All through the texts the reader discovers that whereas the people and Elesin understood the essence of what he has to do, Simon and Jane Pilkings did not. For instance, Olunde argued that it is not different from the war being waged by the British and that their greatest art 'is the art of survival.' Yet they have not the humility to let other's survive. Shocked Jane asked 'through ritual suicide?' and Olunde responded:
Is that worse than mass suicide? Mrs Pilkings, what do you call what those young men sent to do by their generals in this war? Of course you have also mastered the art of calling things by names which don't remotely describe them. ...
OLUNDE: Mrs Pilkings, whatever we do, never suggest that a thing is the opposite of what it really is. In your newsreel I heard defeats, thorough, murderous defeats described as strategic victories. No wait, it wasn't just on your newsreels. Don't forget I was attached to hospitals all the time. Hordes of your wounded passed through these wards. I spoke to them. I spent evenings by their bedside while they spoke terrible truths of the realities of that war. I know now how history is made.

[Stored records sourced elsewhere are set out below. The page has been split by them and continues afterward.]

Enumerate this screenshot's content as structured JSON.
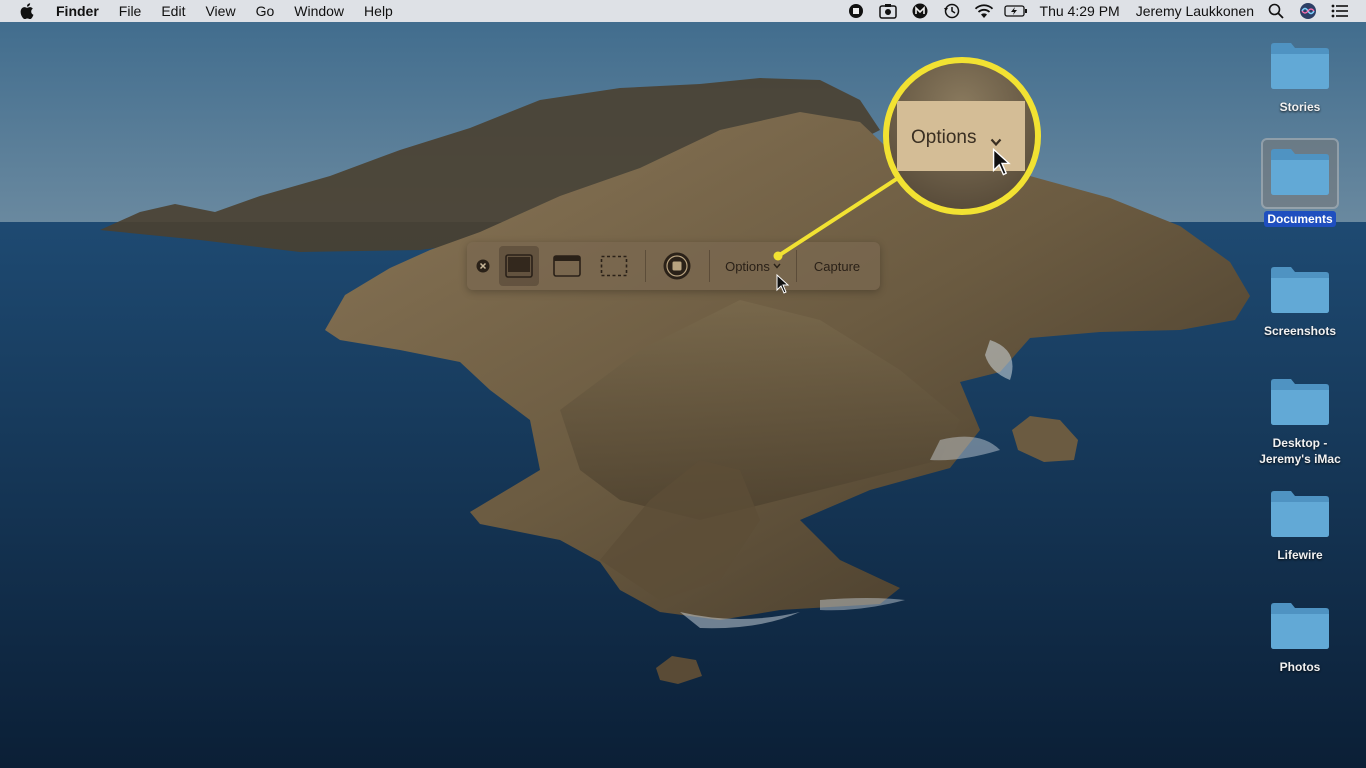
{
  "menubar": {
    "app_name": "Finder",
    "menus": [
      "File",
      "Edit",
      "View",
      "Go",
      "Window",
      "Help"
    ],
    "status_icons": [
      "stop-record-icon",
      "screenshot-app-icon",
      "malwarebytes-icon",
      "time-machine-icon",
      "wifi-icon",
      "battery-charging-icon"
    ],
    "clock": "Thu 4:29 PM",
    "user": "Jeremy Laukkonen"
  },
  "toolbar": {
    "options_label": "Options",
    "capture_label": "Capture"
  },
  "magnifier": {
    "label": "Options"
  },
  "desktop_items": [
    {
      "label": "Stories",
      "selected": false
    },
    {
      "label": "Documents",
      "selected": true
    },
    {
      "label": "Screenshots",
      "selected": false
    },
    {
      "label_line1": "Desktop -",
      "label_line2": "Jeremy's iMac",
      "selected": false
    },
    {
      "label": "Lifewire",
      "selected": false
    },
    {
      "label": "Photos",
      "selected": false
    }
  ],
  "colors": {
    "callout": "#f2e232",
    "selection": "#1f4fbf",
    "folder": "#62a9d6"
  }
}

Through the arguments between Olunde and Jane Pilkings and between Iyaloja and Simon Pilkings, Soyinka showed how much similarity exists between these two cultures and their attendant religions. It is all a matter of how you look at it and from where you stand when looking.
Soyinka's plays are often times difficult to explain, for though on the surface they may seem easy to grasp, beneath them would be simmering something powerful. Thus, I would recommend that, if possible, one reads this piece himself/herself.